1.0 Overview

1.1 Background

The aim of this assignment is to explore the population in Singapore by different planning areas and age groups. Through the visualization of the data, we can see the area that most people live in and if there’s the preference for living.

1.3 Major data design

For analyzing the population in different age group and gender, the population pyramid chart will be provided. Besides, to see the difference among different planning area, the bar chart of the population comparing by planning area would be used to see the difference.

1.4 Key challenges

Although the source of the data is credible, there are still some issues when we take a closer look in the data:

  • There are too many categories in the data and that would make our data more complicated.

    For example, there are no people who live at “Central Water Catchment” but it is still on the list. However, we cannot reduce the “planing area” in our own preference, the demonstration of the data would be one challenge.

  • The order of the age group is incorrect if we solve directly.

    In the original dataset, if we want to order by AG (Age Group), the order of “5-9” would order between “40-49” and “50-59”, which doesn’t make sense. Thus, we have to reorder it.

  • No obvious percentage either by gender or age so it would be hard to tell the difference.

    In order to compare the population, it would be easier for us to tell the difference from the percentage than the total number.
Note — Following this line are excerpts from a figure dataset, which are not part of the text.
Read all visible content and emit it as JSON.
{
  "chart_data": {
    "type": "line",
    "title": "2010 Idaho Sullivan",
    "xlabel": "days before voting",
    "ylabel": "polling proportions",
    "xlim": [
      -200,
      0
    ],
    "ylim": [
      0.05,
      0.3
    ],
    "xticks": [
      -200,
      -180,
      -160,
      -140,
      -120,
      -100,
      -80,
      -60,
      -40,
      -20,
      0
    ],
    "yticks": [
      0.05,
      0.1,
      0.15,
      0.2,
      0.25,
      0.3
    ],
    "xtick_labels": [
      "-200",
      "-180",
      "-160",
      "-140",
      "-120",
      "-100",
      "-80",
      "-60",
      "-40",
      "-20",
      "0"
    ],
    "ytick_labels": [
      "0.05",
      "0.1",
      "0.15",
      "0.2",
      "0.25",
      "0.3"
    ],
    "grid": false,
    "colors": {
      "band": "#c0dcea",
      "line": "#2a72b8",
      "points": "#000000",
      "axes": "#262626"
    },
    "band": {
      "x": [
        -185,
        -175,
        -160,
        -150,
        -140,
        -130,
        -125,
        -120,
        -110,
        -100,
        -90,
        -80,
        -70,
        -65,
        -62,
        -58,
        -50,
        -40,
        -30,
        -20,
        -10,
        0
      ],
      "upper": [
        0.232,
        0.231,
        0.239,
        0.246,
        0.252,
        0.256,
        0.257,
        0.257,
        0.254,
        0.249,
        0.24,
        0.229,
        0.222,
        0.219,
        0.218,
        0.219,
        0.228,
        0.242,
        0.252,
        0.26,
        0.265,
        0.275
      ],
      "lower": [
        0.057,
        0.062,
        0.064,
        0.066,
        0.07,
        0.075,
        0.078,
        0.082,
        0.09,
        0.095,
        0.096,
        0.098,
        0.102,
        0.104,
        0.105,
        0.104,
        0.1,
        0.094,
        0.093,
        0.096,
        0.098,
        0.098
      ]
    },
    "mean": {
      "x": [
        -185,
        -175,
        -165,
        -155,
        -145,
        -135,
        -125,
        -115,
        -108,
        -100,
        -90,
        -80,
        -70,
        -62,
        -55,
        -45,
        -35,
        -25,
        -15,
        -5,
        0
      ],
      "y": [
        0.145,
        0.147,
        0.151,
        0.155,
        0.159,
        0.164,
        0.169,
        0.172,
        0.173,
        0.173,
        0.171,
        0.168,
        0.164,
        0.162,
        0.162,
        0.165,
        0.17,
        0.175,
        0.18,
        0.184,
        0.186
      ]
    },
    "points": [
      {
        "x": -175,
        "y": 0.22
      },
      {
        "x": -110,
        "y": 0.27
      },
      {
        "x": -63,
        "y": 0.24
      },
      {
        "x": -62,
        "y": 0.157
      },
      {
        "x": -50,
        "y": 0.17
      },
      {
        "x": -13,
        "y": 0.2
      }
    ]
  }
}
Since the information is not provided, we have to create the variable.

1.5 Sketch of data visualization

Sketch

Sketch

2.0 Step by Step Visual Preparation

2.1 Launch the packages that would needed

library(corrplot)
packages = c('ggpubr', 'tidyverse','tidyverse','plotly','broom','stringr','viridis','data.table','formattable')

for(p in packages){
  if(!require(p, character.only = T)){
    install.packages(p)
  }
  library(p, character.only = T)
}

2.2 Step by Step Data Processing

Import the data.

Change the value of age group to make them in a better format and avoid the problem when order by age group.

df$AG <- df$AG %>%
  str_replace_all("0_to_4", "00_to_04")
df$AG <- df$AG %>%
  str_replace_all("5_to_9", "05_to_09")
df$AG <- df$AG %>%
  str_replace_all("400_to_044", "40_to_44")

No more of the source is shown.